PS: I also agree with the sentiment about quanta magazine. It’s hard to get some actual information from their articles if you know the topic.

JohnKemeny•8mo ago
What about this statement:

No matter how large a car is, it is easy to figure out how much money you'll need to buy it. Simply look at the price tag.
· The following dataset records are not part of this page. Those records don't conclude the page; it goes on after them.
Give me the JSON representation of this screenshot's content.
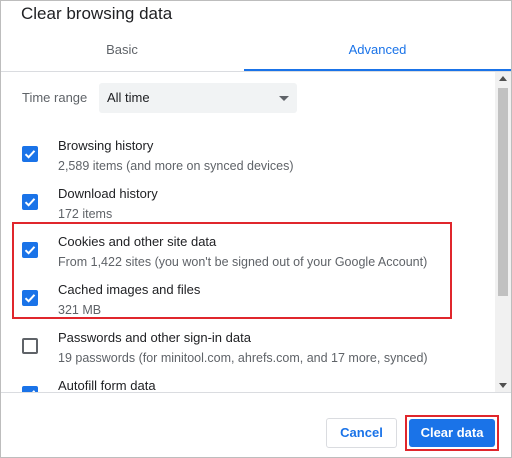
{
  "dialog": {
    "title": "Clear browsing data"
  },
  "tabs": [
    {
      "label": "Basic",
      "active": false
    },
    {
      "label": "Advanced",
      "active": true
    }
  ],
  "time_range": {
    "label": "Time range",
    "selected": "All time"
  },
  "items": [
    {
      "title": "Browsing history",
      "description": "2,589 items (and more on synced devices)",
      "checked": true
    },
    {
      "title": "Download history",
      "description": "172 items",
      "checked": true
    },
    {
      "title": "Cookies and other site data",
      "description": "From 1,422 sites (you won't be signed out of your Google Account)",
      "checked": true
    },
    {
      "title": "Cached images and files",
      "description": "321 MB",
      "checked": true
    },
    {
      "title": "Passwords and other sign-in data",
      "description": "19 passwords (for minitool.com, ahrefs.com, and 17 more, synced)",
      "checked": false
    },
    {
      "title": "Autofill form data",
      "description": "",
      "checked": true
    }
  ],
  "buttons": {
    "cancel": "Cancel",
    "clear": "Clear data"
  },
  "colors": {
    "accent": "#1a73e8",
    "highlight": "#e0262c"
  }
}
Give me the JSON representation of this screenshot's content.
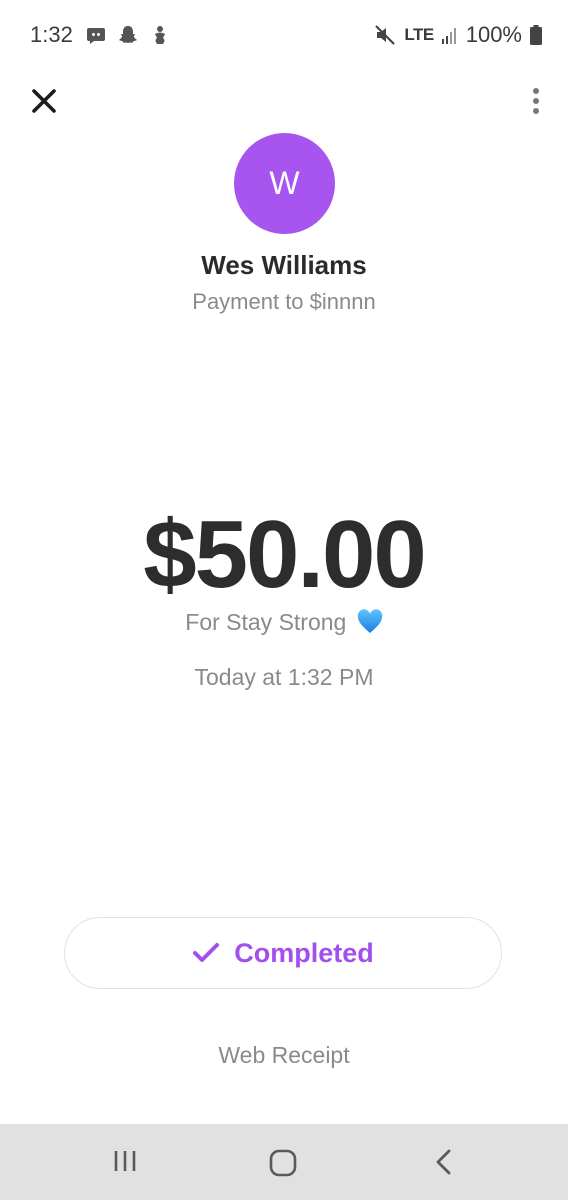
{
  "status_bar": {
    "time": "1:32",
    "network": "LTE",
    "battery": "100%",
    "icons": [
      "discord-icon",
      "snapchat-icon",
      "app-icon",
      "mute-icon",
      "signal-icon",
      "battery-icon"
    ]
  },
  "toolbar": {
    "close_icon": "close-icon",
    "more_icon": "more-vertical-icon"
  },
  "recipient": {
    "avatar_initial": "W",
    "avatar_color": "#a855f0",
    "name": "Wes Williams",
    "payment_to": "Payment to $innnn"
  },
  "payment": {
    "amount": "$50.00",
    "note": "For Stay Strong",
    "note_emoji": "blue-heart-icon",
    "timestamp": "Today at 1:32 PM"
  },
  "status": {
    "label": "Completed",
    "color": "#a34ff0",
    "icon": "check-icon"
  },
  "links": {
    "web_receipt": "Web Receipt"
  },
  "nav": {
    "items": [
      "recent-apps-icon",
      "home-icon",
      "back-icon"
    ]
  }
}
(From: No matter how large a graph is, it’s easy to figure out how many colors you’ll need to color it. Simply look for the maximum ...)

mauricioc•8mo ago
Parent's point is that sometimes (but not always) the store is perfectly fine selling you a car for $1 less than what the "price tag" of Delta(G)+1 dollars asks for, so "need" is a bit inaccurate.
phkahler•8mo ago
Is this going to lead to faster compile times? Faster register allocation...
john-h-k•8mo ago
Very few compilers actually use vertex coloring for register allocation
isaacimagine•8mo ago
Totally. The hard part isn't coloring (you can use simple heuristics to get a decent register assignment), rather, it's figuring out which registers to spill (don't spill registers in hot loops! and a million other things!).
NooneAtAll3•8mo ago
and this post isn't even about vertex coloring
DannyBee•8mo ago
No.

In SSA, the graphs are chordal, so were already easily colorable (relatively).

Outside of SSA, this is not true, but the coloring is still not the hard part, it's the easy part.